A little remorseful for Foote’s lost leg the Duke persuaded his brother to give Foote’s fledgling Hay Market Theatre a Royal warrant. This is why today it is known as the Theatre Royal Haymarket, it is also the reason actors say ‘break a leg’ to wish fellow thespians good luck.

Foote turned the leg amputation to his advantage by writing many highly successful one-legged comedies with him in the starring role. A route that Peter Cook avoided when he penned the famous ‘Tarzan Sketch’, giving Dudley Moore the one-legged part.

The ever-resourceful Foote circumvented the censorship laws which forbade imitation of other people at that time. Any work written directly for a show had to be submitted to The Lord Chancellor. As much of his work was satirical Foote invented the tea party, in which he charged its members for a dish of tea and they got a topical comedy on the side. This is why the Boston Harbour Riot was called the Boston Tea Party.

In 1776 his life would be turned upside down. By now one-legged Foote was Georgian London’s top celebrity, but his footman (presumably he only needed one footman) accused him of ‘sodomitical assault’. The press then erroneously named Foote’s accuser as Roger.
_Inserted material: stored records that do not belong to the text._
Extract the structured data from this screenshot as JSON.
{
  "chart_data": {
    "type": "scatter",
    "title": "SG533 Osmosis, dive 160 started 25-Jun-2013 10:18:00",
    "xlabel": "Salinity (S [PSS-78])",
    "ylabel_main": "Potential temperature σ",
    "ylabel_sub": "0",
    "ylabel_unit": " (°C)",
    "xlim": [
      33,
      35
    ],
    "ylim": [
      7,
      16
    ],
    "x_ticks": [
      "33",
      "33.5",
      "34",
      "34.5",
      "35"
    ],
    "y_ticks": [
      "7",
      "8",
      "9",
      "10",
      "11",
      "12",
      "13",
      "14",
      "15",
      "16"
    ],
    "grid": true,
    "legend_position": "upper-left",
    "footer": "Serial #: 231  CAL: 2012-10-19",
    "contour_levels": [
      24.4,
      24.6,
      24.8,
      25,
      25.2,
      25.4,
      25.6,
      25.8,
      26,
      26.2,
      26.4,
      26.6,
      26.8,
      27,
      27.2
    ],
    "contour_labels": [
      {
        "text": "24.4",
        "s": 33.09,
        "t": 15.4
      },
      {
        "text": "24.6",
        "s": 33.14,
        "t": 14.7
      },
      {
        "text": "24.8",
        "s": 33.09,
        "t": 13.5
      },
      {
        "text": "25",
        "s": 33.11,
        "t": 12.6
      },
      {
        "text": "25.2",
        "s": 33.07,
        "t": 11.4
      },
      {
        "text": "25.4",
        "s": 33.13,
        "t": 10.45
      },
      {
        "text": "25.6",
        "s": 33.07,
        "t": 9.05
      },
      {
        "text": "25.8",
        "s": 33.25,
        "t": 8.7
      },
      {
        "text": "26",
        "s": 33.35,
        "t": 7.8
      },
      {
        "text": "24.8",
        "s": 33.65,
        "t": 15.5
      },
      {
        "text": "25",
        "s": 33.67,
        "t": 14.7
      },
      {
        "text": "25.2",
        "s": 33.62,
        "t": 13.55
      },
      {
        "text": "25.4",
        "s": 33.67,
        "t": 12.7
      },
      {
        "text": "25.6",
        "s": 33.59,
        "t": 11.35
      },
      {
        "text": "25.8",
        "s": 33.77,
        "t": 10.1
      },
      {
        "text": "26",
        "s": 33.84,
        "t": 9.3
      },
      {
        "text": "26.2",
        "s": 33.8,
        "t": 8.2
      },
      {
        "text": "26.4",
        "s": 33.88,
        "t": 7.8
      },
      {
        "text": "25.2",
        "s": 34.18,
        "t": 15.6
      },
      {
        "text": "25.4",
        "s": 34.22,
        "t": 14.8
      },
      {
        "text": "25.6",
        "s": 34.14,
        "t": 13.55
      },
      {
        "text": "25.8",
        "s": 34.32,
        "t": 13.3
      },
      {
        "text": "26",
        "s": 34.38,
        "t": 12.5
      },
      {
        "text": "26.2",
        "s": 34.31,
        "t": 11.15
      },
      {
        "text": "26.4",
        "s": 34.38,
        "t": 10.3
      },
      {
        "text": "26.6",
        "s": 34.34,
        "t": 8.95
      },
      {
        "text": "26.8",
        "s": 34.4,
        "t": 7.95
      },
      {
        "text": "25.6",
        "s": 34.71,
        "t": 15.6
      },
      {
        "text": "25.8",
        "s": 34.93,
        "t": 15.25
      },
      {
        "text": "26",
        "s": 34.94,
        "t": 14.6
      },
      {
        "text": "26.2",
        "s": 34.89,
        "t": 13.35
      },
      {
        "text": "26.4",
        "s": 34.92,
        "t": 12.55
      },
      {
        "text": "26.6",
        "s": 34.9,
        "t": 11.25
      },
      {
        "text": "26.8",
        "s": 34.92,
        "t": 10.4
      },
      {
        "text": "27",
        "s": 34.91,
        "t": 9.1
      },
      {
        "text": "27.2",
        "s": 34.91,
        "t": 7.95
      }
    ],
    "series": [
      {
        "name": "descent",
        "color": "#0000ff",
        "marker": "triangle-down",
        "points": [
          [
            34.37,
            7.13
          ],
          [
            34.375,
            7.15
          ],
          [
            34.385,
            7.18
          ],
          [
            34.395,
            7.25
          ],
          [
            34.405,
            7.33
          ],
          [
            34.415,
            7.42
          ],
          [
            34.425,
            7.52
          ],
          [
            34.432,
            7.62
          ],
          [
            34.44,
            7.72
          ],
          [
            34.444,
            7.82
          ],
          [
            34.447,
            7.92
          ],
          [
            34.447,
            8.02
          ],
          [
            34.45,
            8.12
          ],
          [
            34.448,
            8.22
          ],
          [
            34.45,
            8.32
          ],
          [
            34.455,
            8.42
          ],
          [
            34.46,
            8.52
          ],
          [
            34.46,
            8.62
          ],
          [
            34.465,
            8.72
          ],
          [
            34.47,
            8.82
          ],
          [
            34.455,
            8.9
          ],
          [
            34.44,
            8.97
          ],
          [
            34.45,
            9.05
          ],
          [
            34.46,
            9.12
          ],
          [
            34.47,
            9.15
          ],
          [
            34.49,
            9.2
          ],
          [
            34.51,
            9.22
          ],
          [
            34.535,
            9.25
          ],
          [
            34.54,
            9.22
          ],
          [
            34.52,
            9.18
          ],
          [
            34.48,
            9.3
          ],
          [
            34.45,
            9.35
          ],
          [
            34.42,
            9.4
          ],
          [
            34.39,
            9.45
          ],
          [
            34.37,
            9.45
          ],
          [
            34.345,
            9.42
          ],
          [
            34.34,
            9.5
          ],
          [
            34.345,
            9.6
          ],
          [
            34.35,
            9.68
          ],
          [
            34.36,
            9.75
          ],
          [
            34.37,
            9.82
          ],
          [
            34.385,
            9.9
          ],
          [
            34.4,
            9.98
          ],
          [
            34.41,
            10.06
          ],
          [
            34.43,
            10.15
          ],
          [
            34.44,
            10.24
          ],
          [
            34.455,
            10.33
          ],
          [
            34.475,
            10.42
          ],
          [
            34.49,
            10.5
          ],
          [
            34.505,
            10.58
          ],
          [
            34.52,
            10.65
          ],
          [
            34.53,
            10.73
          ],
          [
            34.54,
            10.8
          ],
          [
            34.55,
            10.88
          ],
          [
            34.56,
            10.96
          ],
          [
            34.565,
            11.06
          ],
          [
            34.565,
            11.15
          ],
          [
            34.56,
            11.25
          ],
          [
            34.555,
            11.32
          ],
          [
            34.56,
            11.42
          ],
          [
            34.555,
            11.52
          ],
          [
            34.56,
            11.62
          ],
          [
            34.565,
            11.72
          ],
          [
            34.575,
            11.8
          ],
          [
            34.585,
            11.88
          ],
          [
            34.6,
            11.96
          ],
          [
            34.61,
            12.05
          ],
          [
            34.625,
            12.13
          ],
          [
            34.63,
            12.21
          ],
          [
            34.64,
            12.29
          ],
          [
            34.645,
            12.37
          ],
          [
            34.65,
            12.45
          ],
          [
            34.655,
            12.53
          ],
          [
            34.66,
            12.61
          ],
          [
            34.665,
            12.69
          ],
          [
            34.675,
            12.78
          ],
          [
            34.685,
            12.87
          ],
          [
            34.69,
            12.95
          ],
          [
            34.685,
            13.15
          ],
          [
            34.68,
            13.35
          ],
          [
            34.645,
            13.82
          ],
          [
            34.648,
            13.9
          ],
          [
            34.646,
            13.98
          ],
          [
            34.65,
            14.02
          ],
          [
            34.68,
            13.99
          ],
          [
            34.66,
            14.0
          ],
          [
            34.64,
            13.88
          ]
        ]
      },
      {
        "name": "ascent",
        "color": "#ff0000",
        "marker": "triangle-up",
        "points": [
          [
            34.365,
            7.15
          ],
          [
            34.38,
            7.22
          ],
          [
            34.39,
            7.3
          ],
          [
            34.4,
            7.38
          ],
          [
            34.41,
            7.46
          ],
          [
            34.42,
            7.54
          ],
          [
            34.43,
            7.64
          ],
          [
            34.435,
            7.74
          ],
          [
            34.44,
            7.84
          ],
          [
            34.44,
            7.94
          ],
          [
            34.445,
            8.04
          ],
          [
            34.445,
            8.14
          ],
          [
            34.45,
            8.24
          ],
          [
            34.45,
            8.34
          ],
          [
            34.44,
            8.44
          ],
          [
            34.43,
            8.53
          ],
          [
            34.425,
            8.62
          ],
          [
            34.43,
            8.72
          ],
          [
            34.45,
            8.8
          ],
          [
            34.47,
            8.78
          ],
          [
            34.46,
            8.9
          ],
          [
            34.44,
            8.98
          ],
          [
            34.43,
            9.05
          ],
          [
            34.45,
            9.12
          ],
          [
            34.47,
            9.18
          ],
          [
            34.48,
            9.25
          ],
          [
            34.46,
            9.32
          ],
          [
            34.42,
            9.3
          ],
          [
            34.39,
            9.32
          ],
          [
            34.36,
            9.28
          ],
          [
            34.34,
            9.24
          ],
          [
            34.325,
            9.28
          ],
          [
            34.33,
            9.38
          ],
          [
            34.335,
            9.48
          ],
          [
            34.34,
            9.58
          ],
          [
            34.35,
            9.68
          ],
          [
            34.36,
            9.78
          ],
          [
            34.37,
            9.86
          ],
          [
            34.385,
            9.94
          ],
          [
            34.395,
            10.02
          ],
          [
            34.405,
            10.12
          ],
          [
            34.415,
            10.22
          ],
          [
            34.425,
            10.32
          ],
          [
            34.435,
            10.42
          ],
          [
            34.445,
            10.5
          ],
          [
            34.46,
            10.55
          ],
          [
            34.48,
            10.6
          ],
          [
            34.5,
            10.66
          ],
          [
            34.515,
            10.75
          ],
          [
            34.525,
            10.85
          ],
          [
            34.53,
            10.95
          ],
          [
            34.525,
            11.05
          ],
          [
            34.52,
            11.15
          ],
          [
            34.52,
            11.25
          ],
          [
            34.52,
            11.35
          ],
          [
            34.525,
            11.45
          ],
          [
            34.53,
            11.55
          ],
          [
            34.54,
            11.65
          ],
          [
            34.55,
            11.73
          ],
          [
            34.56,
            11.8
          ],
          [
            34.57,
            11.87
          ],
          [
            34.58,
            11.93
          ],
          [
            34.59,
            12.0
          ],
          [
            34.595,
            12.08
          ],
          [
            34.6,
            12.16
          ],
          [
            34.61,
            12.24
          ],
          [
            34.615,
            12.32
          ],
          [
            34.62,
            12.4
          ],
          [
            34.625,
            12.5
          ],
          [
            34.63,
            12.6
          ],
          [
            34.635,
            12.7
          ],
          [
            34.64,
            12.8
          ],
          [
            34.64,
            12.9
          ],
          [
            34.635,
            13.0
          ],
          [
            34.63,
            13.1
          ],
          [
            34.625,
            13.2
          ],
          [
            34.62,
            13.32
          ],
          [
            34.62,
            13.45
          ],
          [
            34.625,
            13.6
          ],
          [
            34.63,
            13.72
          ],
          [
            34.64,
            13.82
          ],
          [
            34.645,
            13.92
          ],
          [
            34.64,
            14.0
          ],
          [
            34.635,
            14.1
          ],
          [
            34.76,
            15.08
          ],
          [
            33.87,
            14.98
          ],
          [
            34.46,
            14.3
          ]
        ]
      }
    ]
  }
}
This gave the news periodicals the copy of a one-legged Foote ‘rogering’ a footman named Roger. To which retorted Foote “Sodomite? I’ll not stand for it”.

All this set Georgian society alight and as the coffee houses were discussing Foote’s predicament most failed to notice a certain Thomas Jefferson had written a rather good document declaring independence for his country, which had been ratified by 56 delegates to the Continental Congress.